My understanding is that btrfs uses a B+tree to locate the data, so the block being hashed would contain keys not physical locations. That is, there's an indirection.

cryptonector · on Oct 24, 2022

That would make btrfs a CAS filesystem. The indirection hurts performance, which is why I recommend having an ex-Merkle cache of physical locations right where the pointers are. The indirection gets you dedup automatically, too.

yencabulator · on Oct 24, 2022

The btrfs key isn't necessarily a hash of the content, just a unique ID, so it's not really a CAS. Btrfs can allow in-place overwrite of data, which would be impossible in a true CAS store.

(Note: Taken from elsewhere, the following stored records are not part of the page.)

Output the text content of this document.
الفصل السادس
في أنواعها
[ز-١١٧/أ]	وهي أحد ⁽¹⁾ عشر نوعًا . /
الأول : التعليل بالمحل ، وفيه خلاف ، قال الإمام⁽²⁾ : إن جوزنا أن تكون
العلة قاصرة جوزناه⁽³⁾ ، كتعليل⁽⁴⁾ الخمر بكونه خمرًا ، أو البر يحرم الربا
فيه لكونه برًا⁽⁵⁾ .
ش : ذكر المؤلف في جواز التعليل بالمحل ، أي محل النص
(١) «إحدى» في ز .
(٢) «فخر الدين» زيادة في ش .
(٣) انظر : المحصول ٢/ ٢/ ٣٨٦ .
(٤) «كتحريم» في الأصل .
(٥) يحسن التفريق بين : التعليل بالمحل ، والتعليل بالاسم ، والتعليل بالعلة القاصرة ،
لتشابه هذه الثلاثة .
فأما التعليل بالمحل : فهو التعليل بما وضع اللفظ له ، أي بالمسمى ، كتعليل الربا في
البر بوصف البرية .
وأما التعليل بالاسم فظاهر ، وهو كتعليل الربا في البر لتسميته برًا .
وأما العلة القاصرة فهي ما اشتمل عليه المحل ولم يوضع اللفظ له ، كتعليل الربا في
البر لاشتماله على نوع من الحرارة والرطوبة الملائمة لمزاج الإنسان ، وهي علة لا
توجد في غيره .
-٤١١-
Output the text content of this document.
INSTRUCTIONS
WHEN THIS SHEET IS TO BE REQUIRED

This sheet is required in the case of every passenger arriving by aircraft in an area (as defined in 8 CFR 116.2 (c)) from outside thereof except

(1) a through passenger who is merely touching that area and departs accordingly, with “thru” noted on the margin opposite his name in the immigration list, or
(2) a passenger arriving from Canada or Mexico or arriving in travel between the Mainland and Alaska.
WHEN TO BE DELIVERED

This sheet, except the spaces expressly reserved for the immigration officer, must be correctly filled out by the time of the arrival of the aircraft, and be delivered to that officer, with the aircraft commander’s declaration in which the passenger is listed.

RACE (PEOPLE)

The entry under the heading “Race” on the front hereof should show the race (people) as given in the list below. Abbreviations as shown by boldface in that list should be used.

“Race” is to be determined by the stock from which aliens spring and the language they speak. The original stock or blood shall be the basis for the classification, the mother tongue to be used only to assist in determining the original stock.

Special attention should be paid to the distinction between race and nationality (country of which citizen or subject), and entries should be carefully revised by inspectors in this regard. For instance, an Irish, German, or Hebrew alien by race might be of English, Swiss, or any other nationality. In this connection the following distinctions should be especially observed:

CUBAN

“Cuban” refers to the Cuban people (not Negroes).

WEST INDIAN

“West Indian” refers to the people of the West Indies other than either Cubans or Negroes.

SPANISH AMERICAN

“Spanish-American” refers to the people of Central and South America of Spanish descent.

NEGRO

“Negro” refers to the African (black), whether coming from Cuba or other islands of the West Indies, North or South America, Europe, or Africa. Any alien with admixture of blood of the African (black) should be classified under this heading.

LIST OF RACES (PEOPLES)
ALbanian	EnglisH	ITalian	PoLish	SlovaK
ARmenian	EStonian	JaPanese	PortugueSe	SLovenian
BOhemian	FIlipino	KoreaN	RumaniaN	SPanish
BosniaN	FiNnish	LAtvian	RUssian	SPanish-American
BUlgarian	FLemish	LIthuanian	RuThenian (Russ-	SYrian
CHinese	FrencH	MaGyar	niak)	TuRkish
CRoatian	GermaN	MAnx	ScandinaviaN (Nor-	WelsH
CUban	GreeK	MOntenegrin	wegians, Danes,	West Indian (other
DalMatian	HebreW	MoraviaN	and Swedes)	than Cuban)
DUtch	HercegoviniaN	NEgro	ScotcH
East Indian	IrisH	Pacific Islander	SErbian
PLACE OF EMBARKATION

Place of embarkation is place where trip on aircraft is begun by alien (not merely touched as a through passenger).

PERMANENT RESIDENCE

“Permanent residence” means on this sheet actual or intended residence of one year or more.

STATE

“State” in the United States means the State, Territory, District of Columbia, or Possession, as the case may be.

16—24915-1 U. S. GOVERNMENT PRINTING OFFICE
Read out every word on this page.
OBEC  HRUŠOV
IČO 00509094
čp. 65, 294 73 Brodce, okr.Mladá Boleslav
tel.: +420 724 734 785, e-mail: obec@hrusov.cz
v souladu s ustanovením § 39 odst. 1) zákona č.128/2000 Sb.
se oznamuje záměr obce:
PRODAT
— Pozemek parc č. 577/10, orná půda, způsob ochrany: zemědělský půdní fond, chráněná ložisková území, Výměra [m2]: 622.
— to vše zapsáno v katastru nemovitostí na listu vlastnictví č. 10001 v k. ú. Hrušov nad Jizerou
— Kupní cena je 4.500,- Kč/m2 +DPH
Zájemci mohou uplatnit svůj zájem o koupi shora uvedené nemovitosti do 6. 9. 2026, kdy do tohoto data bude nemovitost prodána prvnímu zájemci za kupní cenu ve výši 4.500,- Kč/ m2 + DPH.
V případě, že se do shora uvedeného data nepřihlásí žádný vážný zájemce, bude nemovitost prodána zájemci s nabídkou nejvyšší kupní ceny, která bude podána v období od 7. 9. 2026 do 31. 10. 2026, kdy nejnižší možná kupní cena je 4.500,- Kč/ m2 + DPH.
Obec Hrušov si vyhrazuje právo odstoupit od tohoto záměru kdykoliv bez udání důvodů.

I'm not aware of a great write-up of this, but btrfs uses a "chunk tree" to map extents of logical addresses to >=1 physical stripes.

https://github.com/btrfs/btrfs-dev-docs/blob/master/tree-ite...

https://btrfs.wiki.kernel.org/index.php/On-disk_Format

https://btrfs.wiki.kernel.org/index.php/Data_Structures

cryptonector · on Oct 24, 2022

I'm very partial to Merkle hash trees and CAS. The reason for that being that you can get some very good security properties out of that (e.g., having a single, small hash identify and secure enormous amounts of information, which then lends itself very well to things like measurement in TPMs for securing the boot process).

But it's true that it has some bad performance properties. The ZIL is essentially a way to amortize what would otherwise be very expensive b-tree transactions -- expensive because every interior node on the path to the block you're trying to write also needs a new write, so you get O(depth) write magnification, which means write performance becomes 1/depthth of storage write performance, which is awful. But the ZIL properly amortizes all those interior node writes, making it possible to do just one write of each of those for any number of leaf node writes that fit in the space of time between full transactions.

So a ZIL-like log is essential and makes CAS write performance tolerable.

My dream is to be able to use a TPM to hold a key for the whole zpool that can't be recovered unless you boot into a blessed dataset snapshot whose root hash is part of the TPM key unlock policy, then combined with other bits of secure boot technology and remote attestation (this latter for enterprises, not individuals) you'd get a pretty secure-against-physical-theft setup.

cryptonector · on Oct 24, 2022

I don't know. I've not looked at it.